Adrian Monger

Personal information
- Full name: Adrian Calero Monger
- Born: 6 December 1932
- Died: 10 July 2016 (aged 83)

Sport
- Club: Melbourne Uni Boat Club Mercantile Rowing Club

Achievements and titles
- Olympic finals: Melbourne 1956
- National finals: King's Cup 1954–1956

Medal record
Men's rowing
Representing Australia
Olympic Games
| Bronze medal – third place | 1956 Melbourne | Eight |

= Adrian Monger =

Australian rower

Adrian Calero Monger (6 December 1932 – 10 July 2016) was an Australian rower. He was twice Australian national champion and competed at the 1956 Summer Olympics where he won a bronze medal in the men's eight.

==Club and state rowing==
Monger was educated at Geelong Grammar School where he took up rowing. As a resident at Trinity College at Melbourne University he became involved with the Melbourne University Boat Club.
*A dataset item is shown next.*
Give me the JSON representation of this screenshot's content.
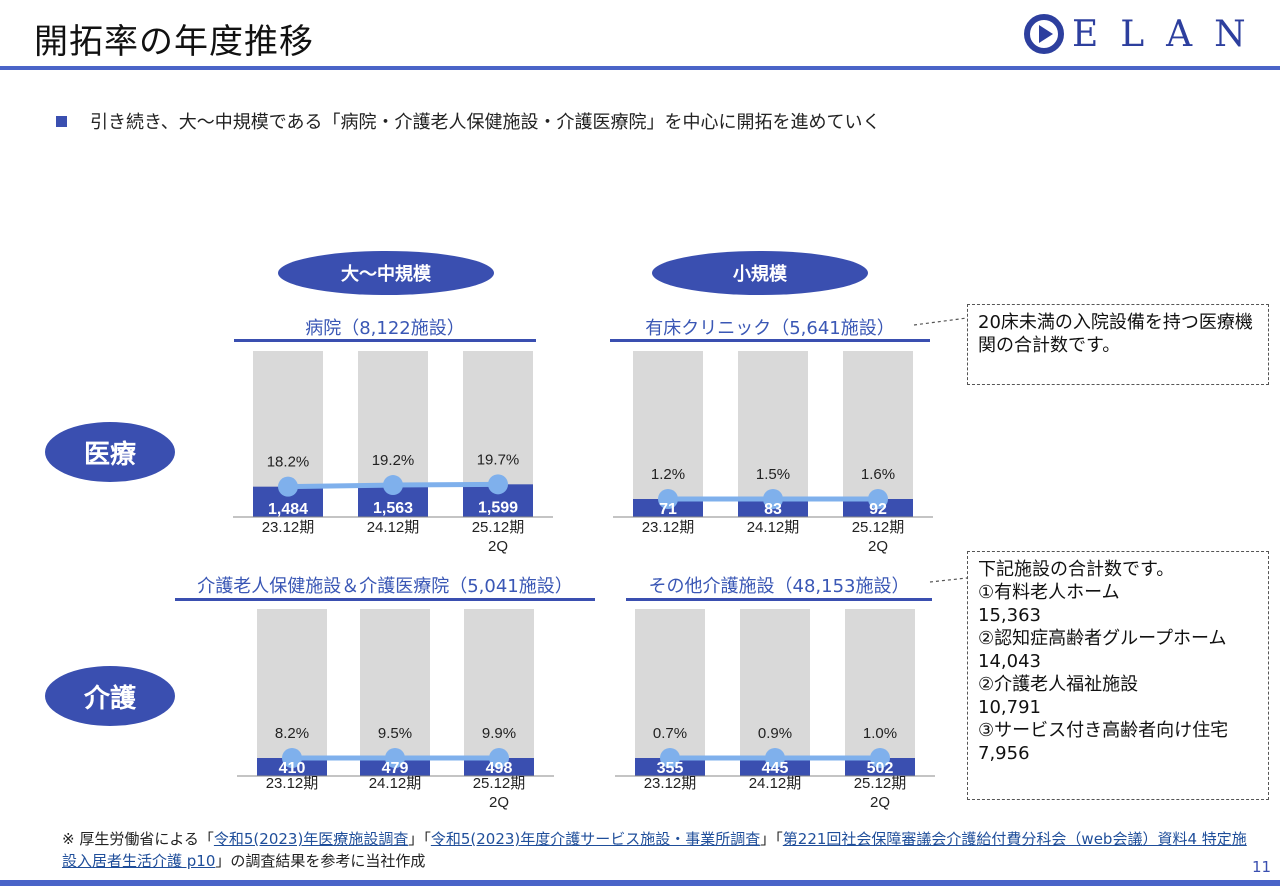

Later he rowed from the Mercantile Rowing Club in Melbourne.
.

He first made state selection for Victoria in 1954 in the men's eight contesting the King's Cup at the annual Australian Interstate Regatta. He rowed in further Victorian King's Cup eights in 1955 and 1956, and those crews were victorious in 1954 and 1956.

==International representative rowing==
In 1956 for the Melbourne Olympics the winning Kings Cup Victorian eight was selected as the Australian men's eight excepting for the 3 seat – Benfield from New South Wales. Monger rowed in the seven seat in the thrilling final where the Australian eight took it to the US and Canadian crews and came away with a bronze medal.